SAN ANTONIO — It’s estimated 500 homes are demolished each year in San Antonio, and staff estimate that number is going up. During a presentation to city council, the city’s Office of Historic Preservation compared de-construction to organ donation.
“Sometimes buildings are going to come down; their building removal is necessary. But, when that happens, those materials can be reused and extend the life of other buildings in our community,” Shannon Miller said.
The goal behind the ordinance will be to deter most materials from going to landfill. The de-construction ordinance passed the city council in a 10-1 vote on September 8.
Homes can stand for decades but can be torn down in an instant when they’re demolished.
“It’s what’s happening, and it’s what we’re trying to stop from happening,” Leticia Sanchez with the Historic Westside Residents’ Association said. It's happening in her neighborhood too.
Even though a home might be coming down, it doesn’t mean everything must go.
“Any type of wood, like framing materials and things like that, but also fixtures, molding, windows, doors and cabinets, those types of things,” Miller said. These are the kinds of materials that can be salvaged.
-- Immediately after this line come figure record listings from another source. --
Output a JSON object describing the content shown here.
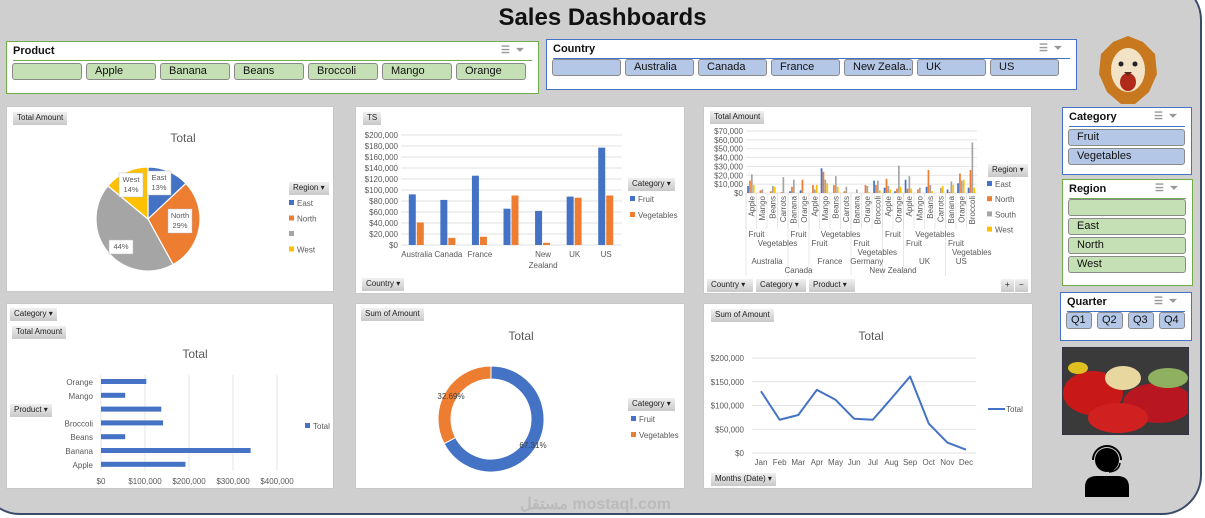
{
  "title": "Sales Dashboards",
  "watermark": "مستقل mostaql.com",
  "colors": {
    "blue": "#4472c4",
    "orange": "#ed7d31",
    "gray": "#a5a5a5",
    "yellow": "#ffc000",
    "green_slicer": "#c5e0b4",
    "blue_slicer": "#b4c7e7",
    "background": "#d0cfcf"
  },
  "icons": {
    "multi_select": "multi-select-icon",
    "clear_filter": "clear-filter-icon",
    "logo": "lion-logo",
    "photo": "vegetables-photo",
    "support": "support-agent-icon"
  },
  "slicers": {
    "product": {
      "title": "Product",
      "items": [
        "",
        "Apple",
        "Banana",
        "Beans",
        "Broccoli",
        "Mango",
        "Orange"
      ]
    },
    "country": {
      "title": "Country",
      "items": [
        "",
        "Australia",
        "Canada",
        "France",
        "New Zeala...",
        "UK",
        "US"
      ]
    },
    "category": {
      "title": "Category",
      "items": [
        "Fruit",
        "Vegetables"
      ]
    },
    "region": {
      "title": "Region",
      "items": [
        "",
        "East",
        "North",
        "West"
      ]
    },
    "quarter": {
      "title": "Quarter",
      "items": [
        "Q1",
        "Q2",
        "Q3",
        "Q4"
      ]
    }
  },
  "chart_data": [
    {
      "id": "region-pie",
      "type": "pie",
      "field_button": "Total  Amount",
      "title": "Total",
      "legend_title": "Region",
      "legend": "right",
      "slices": [
        {
          "name": "East",
          "value": 13,
          "label": "East\n13%"
        },
        {
          "name": "North",
          "value": 29,
          "label": "North\n29%"
        },
        {
          "name": "",
          "value": 44,
          "label": "44%"
        },
        {
          "name": "West",
          "value": 14,
          "label": "West\n14%"
        }
      ]
    },
    {
      "id": "country-bar",
      "type": "bar",
      "field_button": "TS",
      "axis_button": "Country",
      "legend_title": "Category",
      "legend": "right",
      "grid": true,
      "categories": [
        "Australia",
        "Canada",
        "France",
        "",
        "New Zealand",
        "UK",
        "US"
      ],
      "series": [
        {
          "name": "Fruit",
          "values": [
            92000,
            82000,
            126000,
            66000,
            62000,
            88000,
            177000
          ]
        },
        {
          "name": "Vegetables",
          "values": [
            41000,
            13000,
            15000,
            90000,
            4000,
            86000,
            90000
          ]
        }
      ],
      "ylim": [
        0,
        200000
      ],
      "yticks": [
        "$0",
        "$20,000",
        "$40,000",
        "$60,000",
        "$80,000",
        "$100,000",
        "$120,000",
        "$140,000",
        "$160,000",
        "$180,000",
        "$200,000"
      ]
    },
    {
      "id": "country-product-region-bar",
      "type": "bar",
      "field_button": "Total  Amount",
      "axis_buttons": [
        "Country",
        "Category",
        "Product"
      ],
      "legend_title": "Region",
      "legend": "right",
      "grid": true,
      "ylim": [
        0,
        70000
      ],
      "yticks": [
        "$0",
        "$10,000",
        "$20,000",
        "$30,000",
        "$40,000",
        "$50,000",
        "$60,000",
        "$70,000"
      ],
      "series_names": [
        "East",
        "North",
        "South",
        "West"
      ],
      "countries": [
        {
          "name": "Australia",
          "groups": [
            {
              "name": "Fruit",
              "products": [
                {
                  "name": "Apple",
                  "values": [
                    8000,
                    14000,
                    21000,
                    9000
                  ]
                },
                {
                  "name": "Mango",
                  "values": [
                    0,
                    3000,
                    4000,
                    0
                  ]
                }
              ]
            },
            {
              "name": "Vegetables",
              "products": [
                {
                  "name": "Beans",
                  "values": [
                    0,
                    2000,
                    8000,
                    7000
                  ]
                },
                {
                  "name": "Carrots",
                  "values": [
                    0,
                    1000,
                    18000,
                    0
                  ]
                }
              ]
            }
          ]
        },
        {
          "name": "Canada",
          "groups": [
            {
              "name": "Fruit",
              "products": [
                {
                  "name": "Banana",
                  "values": [
                    2000,
                    7000,
                    15000,
                    0
                  ]
                },
                {
                  "name": "Orange",
                  "values": [
                    3000,
                    15000,
                    0,
                    0
                  ]
                }
              ]
            }
          ]
        },
        {
          "name": "France",
          "groups": [
            {
              "name": "Fruit",
              "products": [
                {
                  "name": "Apple",
                  "values": [
                    0,
                    9000,
                    4000,
                    9000
                  ]
                },
                {
                  "name": "Mango",
                  "values": [
                    28000,
                    24000,
                    15000,
                    11000
                  ]
                }
              ]
            },
            {
              "name": "Vegetables",
              "products": [
                {
                  "name": "Beans",
                  "values": [
                    0,
                    9000,
                    19000,
                    7000
                  ]
                },
                {
                  "name": "Carrots",
                  "values": [
                    0,
                    2000,
                    7000,
                    0
                  ]
                }
              ]
            }
          ]
        },
        {
          "name": "Germany",
          "groups": [
            {
              "name": "Fruit",
              "products": [
                {
                  "name": "Banana",
                  "values": [
                    0,
                    0,
                    4000,
                    0
                  ]
                },
                {
                  "name": "Orange",
                  "values": [
                    0,
                    9000,
                    8000,
                    1000
                  ]
                }
              ]
            },
            {
              "name": "Vegetables",
              "products": [
                {
                  "name": "Broccoli",
                  "values": [
                    14000,
                    9000,
                    14000,
                    3000
                  ]
                }
              ]
            }
          ]
        },
        {
          "name": "New Zealand",
          "groups": [
            {
              "name": "Fruit",
              "products": [
                {
                  "name": "Apple",
                  "values": [
                    6000,
                    16000,
                    8000,
                    4000
                  ]
                },
                {
                  "name": "Orange",
                  "values": [
                    2000,
                    5000,
                    31000,
                    7000
                  ]
                }
              ]
            }
          ]
        },
        {
          "name": "UK",
          "groups": [
            {
              "name": "Fruit",
              "products": [
                {
                  "name": "Apple",
                  "values": [
                    15000,
                    5000,
                    19000,
                    5000
                  ]
                },
                {
                  "name": "Mango",
                  "values": [
                    0,
                    4000,
                    6000,
                    0
                  ]
                }
              ]
            },
            {
              "name": "Vegetables",
              "products": [
                {
                  "name": "Beans",
                  "values": [
                    7000,
                    26000,
                    9000,
                    2000
                  ]
                },
                {
                  "name": "Carrots",
                  "values": [
                    0,
                    0,
                    6000,
                    8000
                  ]
                }
              ]
            }
          ]
        },
        {
          "name": "US",
          "groups": [
            {
              "name": "Fruit",
              "products": [
                {
                  "name": "Banana",
                  "values": [
                    4000,
                    1000,
                    13000,
                    9000
                  ]
                },
                {
                  "name": "Orange",
                  "values": [
                    11000,
                    22000,
                    14000,
                    15000
                  ]
                }
              ]
            },
            {
              "name": "Vegetables",
              "products": [
                {
                  "name": "Broccoli",
                  "values": [
                    6000,
                    26000,
                    57000,
                    6000
                  ]
                }
              ]
            }
          ]
        }
      ]
    },
    {
      "id": "product-hbar",
      "type": "bar",
      "orientation": "horizontal",
      "field_buttons": [
        "Category",
        "Total  Amount"
      ],
      "axis_button": "Product",
      "title": "Total",
      "legend": "right",
      "grid": true,
      "categories": [
        "Orange",
        "Mango",
        "",
        "Broccoli",
        "Beans",
        "Banana",
        "Apple"
      ],
      "series": [
        {
          "name": "Total",
          "values": [
            103000,
            55000,
            137000,
            141000,
            55000,
            340000,
            192000
          ]
        }
      ],
      "xlim": [
        0,
        400000
      ],
      "xticks": [
        "$0",
        "$100,000",
        "$200,000",
        "$300,000",
        "$400,000"
      ]
    },
    {
      "id": "category-donut",
      "type": "pie",
      "donut": true,
      "field_button": "Sum of Amount",
      "title": "Total",
      "legend_title": "Category",
      "legend": "right",
      "slices": [
        {
          "name": "Fruit",
          "value": 67.31,
          "label": "67.31%"
        },
        {
          "name": "Vegetables",
          "value": 32.69,
          "label": "32.69%"
        }
      ]
    },
    {
      "id": "monthly-line",
      "type": "line",
      "field_button": "Sum of Amount",
      "axis_button": "Months (Date)",
      "title": "Total",
      "legend": "right",
      "grid": true,
      "x": [
        "Jan",
        "Feb",
        "Mar",
        "Apr",
        "May",
        "Jun",
        "Jul",
        "Aug",
        "Sep",
        "Oct",
        "Nov",
        "Dec"
      ],
      "series": [
        {
          "name": "Total",
          "values": [
            130000,
            70000,
            80000,
            133000,
            112000,
            72000,
            70000,
            115000,
            161000,
            62000,
            22000,
            7000
          ]
        }
      ],
      "ylim": [
        0,
        200000
      ],
      "yticks": [
        "$0",
        "$50,000",
        "$100,000",
        "$150,000",
        "$200,000"
      ]
    }
  ]
}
The de-construction ordinance will become effective in October 1 and will be implemented in three phases. The first phase will impact city-executed demolition of homes built before 1920.
Phase two of the program, which starts January 2023, will include all demolitions done by the city or a private contractor.
The third phase, which begins January 2025, will include all homes that were built during or before 1945.
Once fully implemented, the program could impact nearly 40% of demolition permits.
Councilmember Clayton Perry was the sole vote against the ordinance, saying de-construction is expensive.
“There’s estimates out there from $2,000 to $3,000 additional cost for construction by going this de-construction method, and that’s where I have my biggest heartburn,” Councilman Perry said.
Miller says that estimate is correct for a home between 1,200 to 1,400 square feet. Miller says the property owners can get some of that money back.
“That obviously does not take into account the value of the materials themselves, which many times, those materials can be sold,” Miller said.
Miller says it's up to the property owners to decide what they want to do with the materials.
Sanchez doesn’t believe the ordinance goes far enough as most buildings on the west side were built in the 1940s.
“We’re losing so many structures in the west side. It pains us every time we see another demolition in our neighborhood,” Sanchez said. They hope it will save some of the city’s oldest housing stock from being torn down.
To keep as much waste as possible from being dumped, the material could also be donated to the city’s Material Innovation Center where students can learn how to use reclaimed material in new projects.
“As a result of de-construction, we’ll be able to salvage more framing material, and things like that is sometimes, or often, is lost,” Miller said.
It’s estimated that a minimum of 2,800 tons of materials could be salvaged from 50 demolished homes within the first phase of the program.